Star system composed of three stars illuminates significantly in fresh observation from James Webb Space Telescope
In an awe-inspiring reveal, the James Webb Space Telescope (JWST) has unveiled the intricate details of the Lobster Nebula, a vast stellar nursery located approximately 5,500 light-years away in the constellation Scorpius.
The nebula, also known as NGC 6357, is a cloud of mainly molecular hydrogen gas, teeming with thousands of stars. At its core lies the Pismis 24 cluster of hot, young, massive stars. The brightest stars in the JWST image, with their distinctive diffraction spikes, are the most massive stars in the Pismis 24 cluster.
The colorful spectacle in the image is a result of the conversion from infrared light, which the human eye cannot see. The gas within the nebula then scatters this starlight, creating a diffuse, wispy, and magical quality in the scene. The nebula is presented in false color, with cyan indicating hot, ionized gas, orange showing micron-sized dust particles, and red representing cooler, denser molecular hydrogen gas.
One of the standout stars in the image is Pismis 24-1, once thought to be the most massive star known, with a mass of 300 times that of our sun.
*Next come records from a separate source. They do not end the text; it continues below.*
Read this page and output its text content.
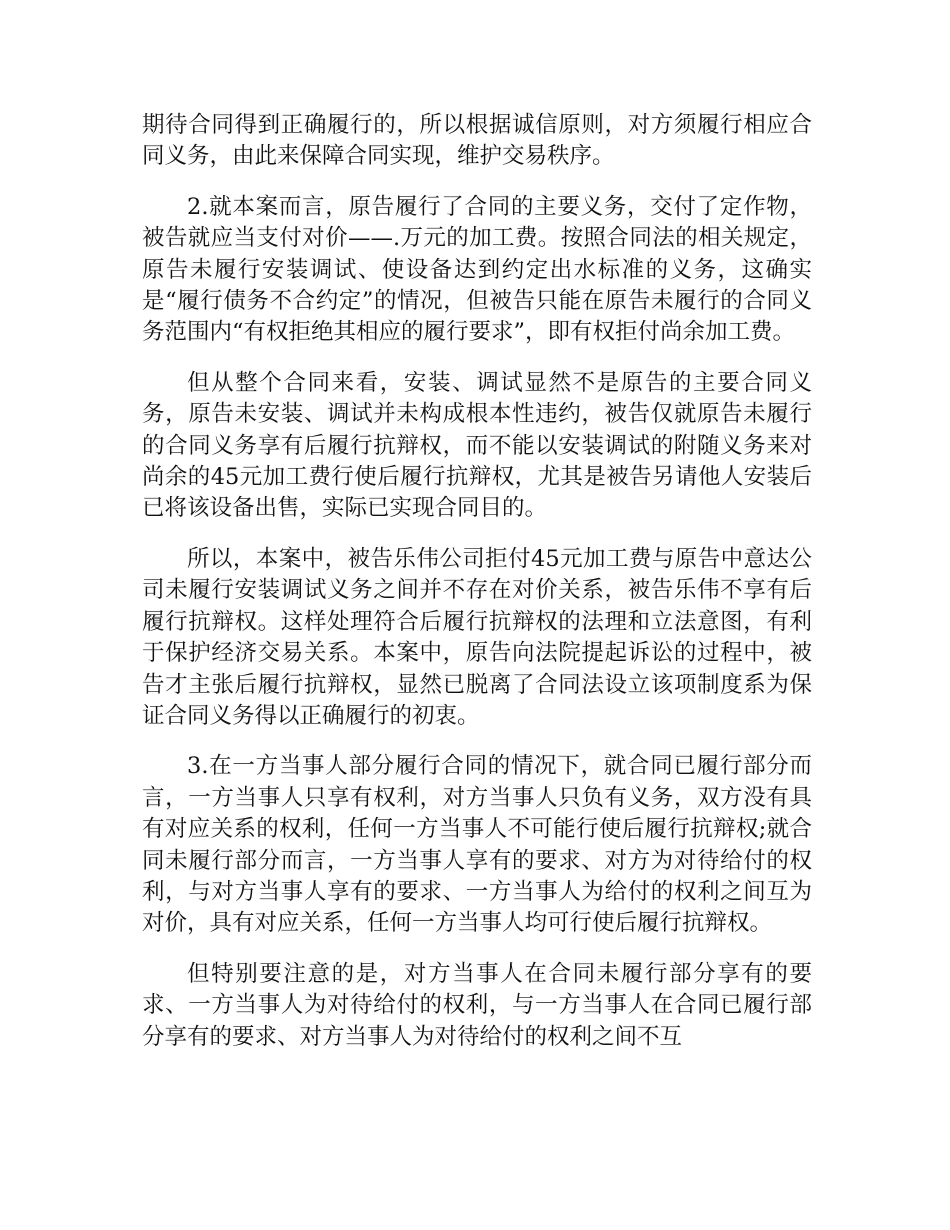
期待合同得到正确履行的，所以根据诚信原则，对方须履行相应合同义务，由此来保障合同实现，维护交易秩序。

2.就本案而言，原告履行了合同的主要义务，交付了定作物，被告就应当支付对价——.万元的加工费。按照合同法的相关规定，原告未履行安装调试、使设备达到约定出水标准的义务，这确实是“履行债务不合约定”的情况，但被告只能在原告未履行的合同义务范围内“有权拒绝其相应的履行要求”，即有权拒付尚余加工费。

但从整个合同来看，安装、调试显然不是原告的主要合同义务，原告未安装、调试并未构成根本性违约，被告仅就原告未履行的合同义务享有后履行抗辩权，而不能以安装调试的附随义务来对尚余的45元加工费行使后履行抗辩权，尤其是被告另请他人安装后已将该设备出售，实际已实现合同目的。

所以，本案中，被告乐伟公司拒付45元加工费与原告中意达公司未履行安装调试义务之间并不存在对价关系，被告乐伟不享有后履行抗辩权。这样处理符合后履行抗辩权的法理和立法意图，有利于保护经济交易关系。本案中，原告向法院提起诉讼的过程中，被告才主张后履行抗辩权，显然已脱离了合同法设立该项制度系为保证合同义务得以正确履行的初衷。

3.在一方当事人部分履行合同的情况下，就合同已履行部分而言，一方当事人只享有权利，对方当事人只负有义务，双方没有具有对应关系的权利，任何一方当事人不可能行使后履行抗辩权;就合同未履行部分而言，一方当事人享有的要求、对方为对待给付的权利，与对方当事人享有的要求、一方当事人为给付的权利之间互为对价，具有对应关系，任何一方当事人均可行使后履行抗辩权。

但特别要注意的是，对方当事人在合同未履行部分享有的要求、一方当事人为对待给付的权利，与一方当事人在合同已履行部分享有的要求、对方当事人为对待给付的权利之间不互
However, recent analysis has revealed that Pismis 24-1 is actually a triple star system, with one star being 66 times more massive than the sun. The two other stars in the spectroscopic binary are thought to be twins with individual masses about 36 times the mass of our sun.
The largest spire of molecular gas in the image is pointing toward Pismis 24-1. Inside the tip of this spike, you could fit the solar system out to the distance of Neptune, which is about 2.8 billion miles (4.5 billion kilometers) from the sun. The gas inside the spire is denser and can resist ultraviolet onslaught from the stars.
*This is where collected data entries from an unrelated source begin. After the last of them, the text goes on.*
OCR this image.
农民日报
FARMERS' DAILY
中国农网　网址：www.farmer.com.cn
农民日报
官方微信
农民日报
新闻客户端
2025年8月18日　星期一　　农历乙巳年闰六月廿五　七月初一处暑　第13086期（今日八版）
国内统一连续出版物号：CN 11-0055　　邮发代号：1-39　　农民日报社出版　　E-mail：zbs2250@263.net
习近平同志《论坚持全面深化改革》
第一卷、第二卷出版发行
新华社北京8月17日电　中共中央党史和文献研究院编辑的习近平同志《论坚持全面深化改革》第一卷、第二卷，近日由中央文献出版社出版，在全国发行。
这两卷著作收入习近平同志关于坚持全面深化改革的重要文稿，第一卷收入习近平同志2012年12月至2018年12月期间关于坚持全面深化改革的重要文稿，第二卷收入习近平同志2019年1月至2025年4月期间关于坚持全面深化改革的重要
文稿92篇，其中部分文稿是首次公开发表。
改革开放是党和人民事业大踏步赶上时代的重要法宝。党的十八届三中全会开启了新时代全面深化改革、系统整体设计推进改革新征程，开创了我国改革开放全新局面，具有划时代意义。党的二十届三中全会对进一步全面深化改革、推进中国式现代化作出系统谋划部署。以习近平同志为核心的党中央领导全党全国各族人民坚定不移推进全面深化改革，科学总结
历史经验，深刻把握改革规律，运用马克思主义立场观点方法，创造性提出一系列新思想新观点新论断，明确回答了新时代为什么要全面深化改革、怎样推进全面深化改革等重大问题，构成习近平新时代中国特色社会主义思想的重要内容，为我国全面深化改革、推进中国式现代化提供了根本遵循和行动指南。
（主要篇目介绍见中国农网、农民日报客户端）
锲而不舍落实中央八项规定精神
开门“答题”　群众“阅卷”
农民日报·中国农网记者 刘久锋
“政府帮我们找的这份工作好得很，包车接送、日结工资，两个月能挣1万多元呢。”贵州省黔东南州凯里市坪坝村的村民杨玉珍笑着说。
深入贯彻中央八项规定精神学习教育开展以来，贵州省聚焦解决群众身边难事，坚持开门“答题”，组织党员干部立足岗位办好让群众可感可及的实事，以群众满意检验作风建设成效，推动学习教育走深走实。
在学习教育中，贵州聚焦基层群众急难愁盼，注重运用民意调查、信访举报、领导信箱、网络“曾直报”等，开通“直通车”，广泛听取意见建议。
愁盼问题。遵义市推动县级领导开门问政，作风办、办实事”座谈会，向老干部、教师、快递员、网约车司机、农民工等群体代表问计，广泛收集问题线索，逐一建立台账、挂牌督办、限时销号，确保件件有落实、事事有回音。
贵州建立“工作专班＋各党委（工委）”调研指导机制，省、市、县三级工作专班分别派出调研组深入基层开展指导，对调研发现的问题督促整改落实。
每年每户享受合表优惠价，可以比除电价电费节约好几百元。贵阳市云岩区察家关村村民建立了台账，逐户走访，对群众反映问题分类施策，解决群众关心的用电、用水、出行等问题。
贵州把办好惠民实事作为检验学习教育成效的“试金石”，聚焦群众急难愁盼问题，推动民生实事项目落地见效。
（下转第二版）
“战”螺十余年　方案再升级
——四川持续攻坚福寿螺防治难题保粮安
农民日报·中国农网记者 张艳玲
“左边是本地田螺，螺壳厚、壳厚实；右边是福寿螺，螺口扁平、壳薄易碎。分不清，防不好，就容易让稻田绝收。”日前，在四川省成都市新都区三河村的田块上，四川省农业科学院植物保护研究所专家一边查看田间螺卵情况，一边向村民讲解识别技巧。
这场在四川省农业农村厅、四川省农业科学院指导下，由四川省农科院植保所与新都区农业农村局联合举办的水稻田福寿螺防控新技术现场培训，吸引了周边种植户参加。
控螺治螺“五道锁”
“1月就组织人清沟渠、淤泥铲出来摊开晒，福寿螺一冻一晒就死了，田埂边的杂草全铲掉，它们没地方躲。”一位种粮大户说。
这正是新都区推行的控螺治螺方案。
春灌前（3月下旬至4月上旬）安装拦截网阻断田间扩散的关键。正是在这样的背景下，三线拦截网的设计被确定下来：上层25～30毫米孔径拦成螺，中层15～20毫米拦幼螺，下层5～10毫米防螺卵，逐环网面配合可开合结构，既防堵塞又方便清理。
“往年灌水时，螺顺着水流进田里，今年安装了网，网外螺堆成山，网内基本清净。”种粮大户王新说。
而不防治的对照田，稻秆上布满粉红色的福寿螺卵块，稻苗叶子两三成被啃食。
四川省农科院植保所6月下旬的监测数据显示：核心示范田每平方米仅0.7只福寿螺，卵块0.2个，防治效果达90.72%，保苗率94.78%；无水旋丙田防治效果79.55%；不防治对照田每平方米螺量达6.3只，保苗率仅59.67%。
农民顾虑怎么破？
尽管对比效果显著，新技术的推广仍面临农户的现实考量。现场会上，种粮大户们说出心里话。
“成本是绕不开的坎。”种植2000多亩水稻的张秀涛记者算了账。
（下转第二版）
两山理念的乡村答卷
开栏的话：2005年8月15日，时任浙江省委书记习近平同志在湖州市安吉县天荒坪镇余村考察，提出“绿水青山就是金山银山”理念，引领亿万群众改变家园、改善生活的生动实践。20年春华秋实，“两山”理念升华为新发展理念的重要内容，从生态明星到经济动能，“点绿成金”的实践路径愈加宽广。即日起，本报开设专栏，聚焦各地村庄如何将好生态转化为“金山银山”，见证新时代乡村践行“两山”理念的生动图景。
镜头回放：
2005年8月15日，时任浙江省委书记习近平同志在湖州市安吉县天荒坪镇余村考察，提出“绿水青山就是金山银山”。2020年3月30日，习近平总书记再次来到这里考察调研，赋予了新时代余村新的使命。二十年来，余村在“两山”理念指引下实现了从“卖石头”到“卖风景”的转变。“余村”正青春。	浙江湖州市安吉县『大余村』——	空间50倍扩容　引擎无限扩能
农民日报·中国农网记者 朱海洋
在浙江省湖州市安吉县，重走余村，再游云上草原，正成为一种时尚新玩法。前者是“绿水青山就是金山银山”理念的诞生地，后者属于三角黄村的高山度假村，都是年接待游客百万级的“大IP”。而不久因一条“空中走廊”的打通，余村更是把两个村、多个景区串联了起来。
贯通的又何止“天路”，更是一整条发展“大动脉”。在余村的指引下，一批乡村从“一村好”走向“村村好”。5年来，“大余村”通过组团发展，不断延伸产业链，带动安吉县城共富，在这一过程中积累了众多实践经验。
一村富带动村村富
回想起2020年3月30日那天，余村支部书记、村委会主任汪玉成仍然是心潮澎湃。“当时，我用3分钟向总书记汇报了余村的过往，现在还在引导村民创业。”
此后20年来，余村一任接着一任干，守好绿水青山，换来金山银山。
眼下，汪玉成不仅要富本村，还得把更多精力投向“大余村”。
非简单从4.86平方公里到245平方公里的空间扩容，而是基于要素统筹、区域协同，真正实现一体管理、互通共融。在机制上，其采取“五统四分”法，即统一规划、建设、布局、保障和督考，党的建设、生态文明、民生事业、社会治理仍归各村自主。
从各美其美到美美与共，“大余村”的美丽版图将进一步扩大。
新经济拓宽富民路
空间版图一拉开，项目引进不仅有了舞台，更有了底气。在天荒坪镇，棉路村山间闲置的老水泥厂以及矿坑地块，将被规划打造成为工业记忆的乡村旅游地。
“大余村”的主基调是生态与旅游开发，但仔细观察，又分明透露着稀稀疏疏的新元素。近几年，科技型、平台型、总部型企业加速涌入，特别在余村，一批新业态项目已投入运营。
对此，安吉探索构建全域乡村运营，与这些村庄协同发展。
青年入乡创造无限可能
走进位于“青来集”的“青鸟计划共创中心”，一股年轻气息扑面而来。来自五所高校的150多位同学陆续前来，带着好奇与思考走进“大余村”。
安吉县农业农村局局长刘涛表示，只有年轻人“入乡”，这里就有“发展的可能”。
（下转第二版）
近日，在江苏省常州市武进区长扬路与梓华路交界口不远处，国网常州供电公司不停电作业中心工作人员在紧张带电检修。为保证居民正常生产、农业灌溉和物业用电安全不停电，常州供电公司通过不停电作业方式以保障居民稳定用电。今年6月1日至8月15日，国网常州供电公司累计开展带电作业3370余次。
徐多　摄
The white mist that seems to be evaporating off the jagged mountaintops of gas in the nebula is gas and dust streaming off the spires as it is energized by radiation from the stars. The denser the molecular gas, the deeper red it has been colored, with the densest gas seen in black because it is opaque and emits no light.
The stars in the image are in false color, with color relating to their stellar type and amount of light-absorbing dust. The three stars shown in the false-color image as the hottest and most massive in the Pismis 24 cluster are Pismis 24-1 (a binary system with components of 74 and 66 solar masses each), along with two other massive stars nearby within the cluster. Pismis 24-1 is the brightest and hottest, with a surface temperature over 45,000 °C, belonging to spectral class O, the hottest and most massive stars' category.
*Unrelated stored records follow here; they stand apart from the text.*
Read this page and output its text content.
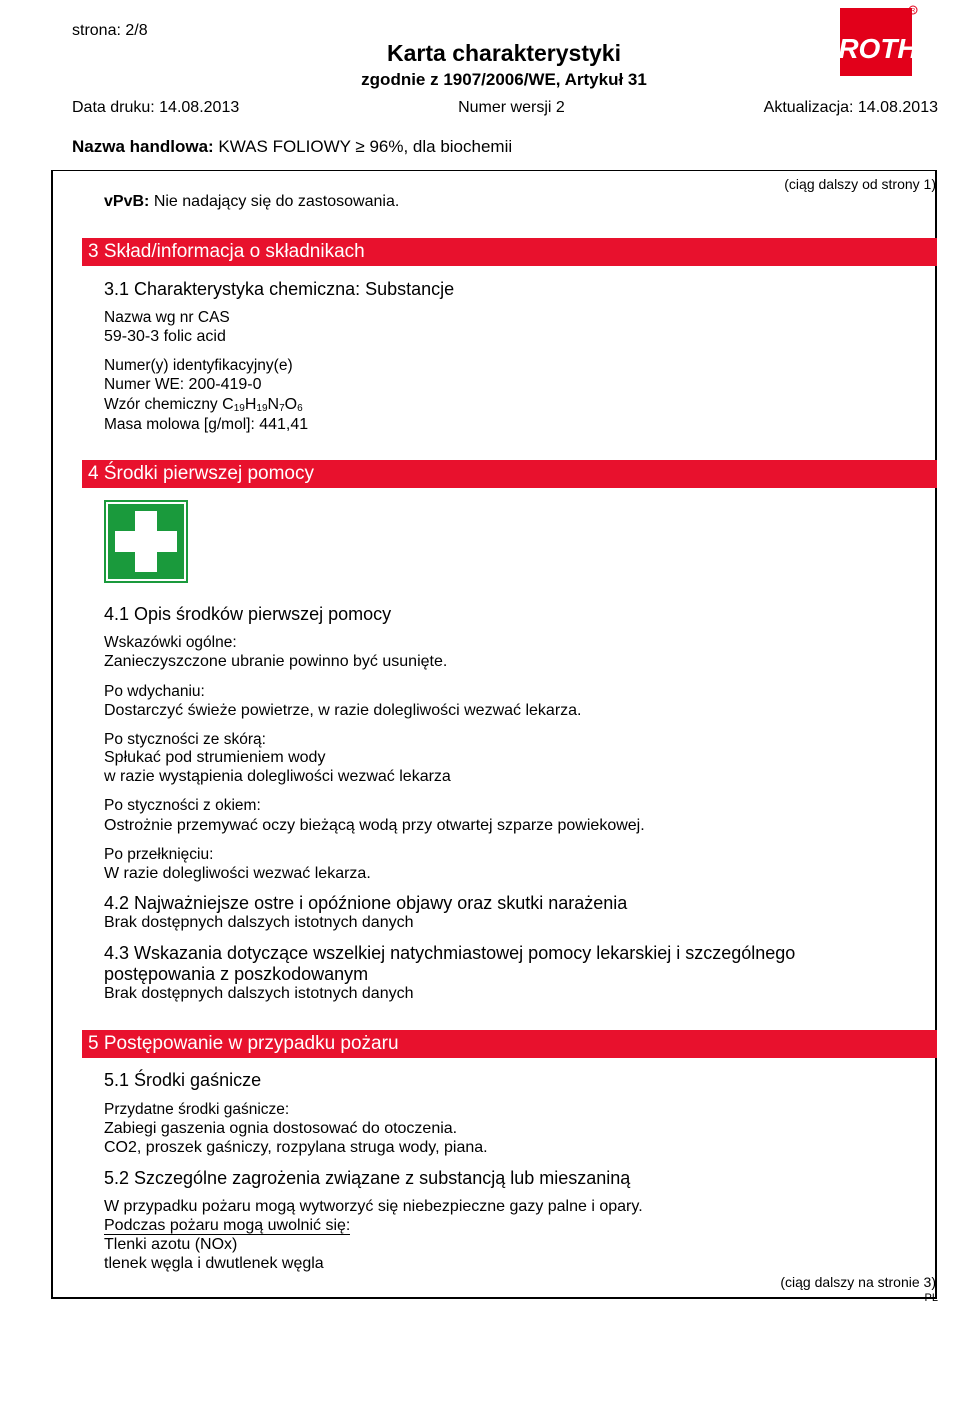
strona: 2/8
Karta charakterystyki
zgodnie z 1907/2006/WE, Artykuł 31
ROTH
R
Data druku: 14.08.2013	Numer wersji 2	Aktualizacja: 14.08.2013
Nazwa handlowa: KWAS FOLIOWY ≥ 96%, dla biochemii
(ciąg dalszy od strony 1)
vPvB: Nie nadający się do zastosowania.
3 Skład/informacja o składnikach
3.1 Charakterystyka chemiczna: Substancje
Nazwa wg nr CAS
59-30-3 folic acid
Numer(y) identyfikacyjny(e)
Numer WE: 200-419-0
Wzór chemiczny $C_{19}H_{19}N_7O_6$
Masa molowa [g/mol]: 441,41
4 Środki pierwszej pomocy
4.1 Opis środków pierwszej pomocy
Wskazówki ogólne:
Zanieczyszczone ubranie powinno być usunięte.
Po wdychaniu:
Dostarczyć świeże powietrze, w razie dolegliwości wezwać lekarza.
Po styczności ze skórą:
Spłukać pod strumieniem wody
w razie wystąpienia dolegliwości wezwać lekarza
Po styczności z okiem:
Ostrożnie przemywać oczy bieżącą wodą przy otwartej szparze powiekowej.
Po przełknięciu:
W razie dolegliwości wezwać lekarza.
4.2 Najważniejsze ostre i opóźnione objawy oraz skutki narażenia
Brak dostępnych dalszych istotnych danych
4.3 Wskazania dotyczące wszelkiej natychmiastowej pomocy lekarskiej i szczególnego
postępowania z poszkodowanym
Brak dostępnych dalszych istotnych danych
5 Postępowanie w przypadku pożaru
5.1 Środki gaśnicze
Przydatne środki gaśnicze:
Zabiegi gaszenia ognia dostosować do otoczenia.
CO2, proszek gaśniczy, rozpylana struga wody, piana.
5.2 Szczególne zagrożenia związane z substancją lub mieszaniną
W przypadku pożaru mogą wytworzyć się niebezpieczne gazy palne i opary.
Podczas pożaru mogą uwolnić się:
Tlenki azotu (NOx)
tlenek węgla i dwutlenek węgla
(ciąg dalszy na stronie 3)
PL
All three stars in the Pismis 24 system are massive enough to end their lives in supernova explosions in about a million years. The gas inside the spire is being stirred up and compressed to the point of gravitational collapse, forming more stars. As we continue to explore and understand the Lobster Nebula, we are not only uncovering the mysteries of the universe but also expanding our knowledge of the life cycle of stars.